Making strides: White says it would be ideal to have both a circus club and a practice space on campus, but recognizes that issues such as rigging and liability make that wish a complex process in the university setting. She has been discussing issues of safety with Yale administrators and says she is “immensely grateful” for the support she has received from Susan Cahan, dean of the arts, Justin DeLand and Kate Krier in the office of Undergraduate Production, and others, who have assisted with her on- and off-campus performances that involve special rigging, among other forms of support.

“I would not have had the opportunities I’ve had without them,” says White.

White also experiences circus culture as a teacher of contortion and other circus arts at two local studios: Air Temple Arts on State Street and the recently opened PoleFly Aerial Fitness on Wooster Street.

“The circus arts are growing in New Haven, and I’m incredibly lucky that these two studios popped up when they did,” says White. “It allows me to still keep the circus in my life.”
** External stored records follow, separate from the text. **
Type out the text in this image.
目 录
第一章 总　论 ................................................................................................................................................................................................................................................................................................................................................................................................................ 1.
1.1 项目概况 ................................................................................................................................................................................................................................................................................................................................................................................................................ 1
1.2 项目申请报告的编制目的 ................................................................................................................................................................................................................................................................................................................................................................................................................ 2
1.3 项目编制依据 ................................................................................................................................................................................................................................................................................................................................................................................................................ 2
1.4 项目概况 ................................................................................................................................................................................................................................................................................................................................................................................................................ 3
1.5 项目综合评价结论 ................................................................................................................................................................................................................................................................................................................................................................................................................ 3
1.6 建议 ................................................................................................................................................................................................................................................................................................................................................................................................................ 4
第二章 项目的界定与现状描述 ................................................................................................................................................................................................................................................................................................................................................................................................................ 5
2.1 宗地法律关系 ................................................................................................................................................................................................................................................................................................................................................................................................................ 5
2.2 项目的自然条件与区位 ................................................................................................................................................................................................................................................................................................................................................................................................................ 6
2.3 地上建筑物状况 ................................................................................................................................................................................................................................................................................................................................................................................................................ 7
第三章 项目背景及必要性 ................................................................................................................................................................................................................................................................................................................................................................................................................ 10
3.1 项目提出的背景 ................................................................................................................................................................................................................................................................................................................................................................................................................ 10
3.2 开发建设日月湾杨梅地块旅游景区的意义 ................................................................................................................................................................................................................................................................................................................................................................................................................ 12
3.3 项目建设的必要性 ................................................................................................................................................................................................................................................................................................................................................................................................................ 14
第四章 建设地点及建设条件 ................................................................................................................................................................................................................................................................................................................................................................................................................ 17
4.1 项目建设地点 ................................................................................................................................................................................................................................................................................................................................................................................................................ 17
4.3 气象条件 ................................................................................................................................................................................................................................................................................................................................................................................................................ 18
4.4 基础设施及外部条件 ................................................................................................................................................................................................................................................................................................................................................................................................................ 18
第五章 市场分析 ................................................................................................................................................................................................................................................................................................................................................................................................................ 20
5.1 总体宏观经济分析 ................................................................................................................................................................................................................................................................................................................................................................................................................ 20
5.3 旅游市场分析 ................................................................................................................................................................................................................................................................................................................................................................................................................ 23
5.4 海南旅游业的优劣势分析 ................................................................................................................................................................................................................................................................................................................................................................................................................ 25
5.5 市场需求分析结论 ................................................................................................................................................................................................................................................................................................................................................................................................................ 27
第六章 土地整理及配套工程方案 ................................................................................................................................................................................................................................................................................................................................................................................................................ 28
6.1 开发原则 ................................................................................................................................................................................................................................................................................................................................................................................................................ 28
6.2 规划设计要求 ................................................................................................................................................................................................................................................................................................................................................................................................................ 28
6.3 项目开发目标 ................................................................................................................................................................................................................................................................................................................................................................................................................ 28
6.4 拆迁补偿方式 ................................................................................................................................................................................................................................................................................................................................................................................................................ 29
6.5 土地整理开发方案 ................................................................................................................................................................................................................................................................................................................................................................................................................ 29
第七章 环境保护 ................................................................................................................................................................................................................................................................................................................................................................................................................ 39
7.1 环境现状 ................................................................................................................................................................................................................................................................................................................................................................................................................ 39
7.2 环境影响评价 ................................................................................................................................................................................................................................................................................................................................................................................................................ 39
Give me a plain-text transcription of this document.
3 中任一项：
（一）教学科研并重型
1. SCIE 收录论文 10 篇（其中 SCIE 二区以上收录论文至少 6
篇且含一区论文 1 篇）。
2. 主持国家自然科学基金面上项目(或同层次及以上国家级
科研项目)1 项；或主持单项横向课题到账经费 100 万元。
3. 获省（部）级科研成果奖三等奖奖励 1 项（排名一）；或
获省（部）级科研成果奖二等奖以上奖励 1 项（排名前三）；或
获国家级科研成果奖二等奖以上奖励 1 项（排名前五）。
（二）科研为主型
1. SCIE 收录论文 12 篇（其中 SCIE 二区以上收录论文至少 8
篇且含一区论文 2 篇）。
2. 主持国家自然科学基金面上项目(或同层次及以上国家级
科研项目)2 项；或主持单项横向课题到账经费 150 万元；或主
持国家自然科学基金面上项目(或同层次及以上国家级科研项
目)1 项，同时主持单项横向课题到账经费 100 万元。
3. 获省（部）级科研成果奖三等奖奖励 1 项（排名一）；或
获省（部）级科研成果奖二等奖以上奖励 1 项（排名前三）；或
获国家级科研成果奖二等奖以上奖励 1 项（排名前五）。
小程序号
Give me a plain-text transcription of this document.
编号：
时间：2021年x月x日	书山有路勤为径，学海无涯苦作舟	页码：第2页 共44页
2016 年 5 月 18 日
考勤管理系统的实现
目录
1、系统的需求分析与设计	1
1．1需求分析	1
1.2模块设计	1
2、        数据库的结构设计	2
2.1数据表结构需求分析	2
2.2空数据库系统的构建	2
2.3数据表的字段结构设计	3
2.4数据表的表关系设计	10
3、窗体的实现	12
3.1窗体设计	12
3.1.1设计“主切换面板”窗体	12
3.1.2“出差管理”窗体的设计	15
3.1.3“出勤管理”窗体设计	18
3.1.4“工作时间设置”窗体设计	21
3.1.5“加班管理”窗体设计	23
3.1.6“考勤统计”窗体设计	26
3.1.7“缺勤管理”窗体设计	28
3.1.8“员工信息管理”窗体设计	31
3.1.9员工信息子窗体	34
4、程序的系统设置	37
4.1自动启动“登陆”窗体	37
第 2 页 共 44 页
Flying into the future: Being in the air, White says, is a pure adrenaline rush for her, especially during “moments of free fall.”

“It’s very powerful,” she says. “You’re pumping the swing on a swinging trapeze, pushing up momentum all by yourself, and then jump off and release. The momentum flings you, and then you’re back on the bar again. It’s very satisfying — the closest thing to flying I know.”

An environmental studies major, the Yale junior says she is equally interested in the conservation of sea creatures and thinks a lot about sustainable fishing. That interest dates back to her childhood, when she used to spend hours playing in tide pools on family trips to her parents’ native Scotland. She currently serves on the Office of Sustainability’s Energy Squad, a team of the student-led Sustainability Service Corps, which is working toward making Yale more energy-efficient.

White says she may study environmental issues more deeply in graduate school, but she also has an interest in choreography and artistic direction. She has taken some undergraduate theater courses and thinks being an artistic director of a circus troupe is also an “exciting” prospect.

In the meantime, she is planning her third duet with Probst. She was thrilled to discover last summer that four new members of Yale’s freshman class have some background in the circus arts.

“I took them all out for coffee, and told them about the progress being made on campus in bringing a little bit of circus here,” says White. “Things are moving.”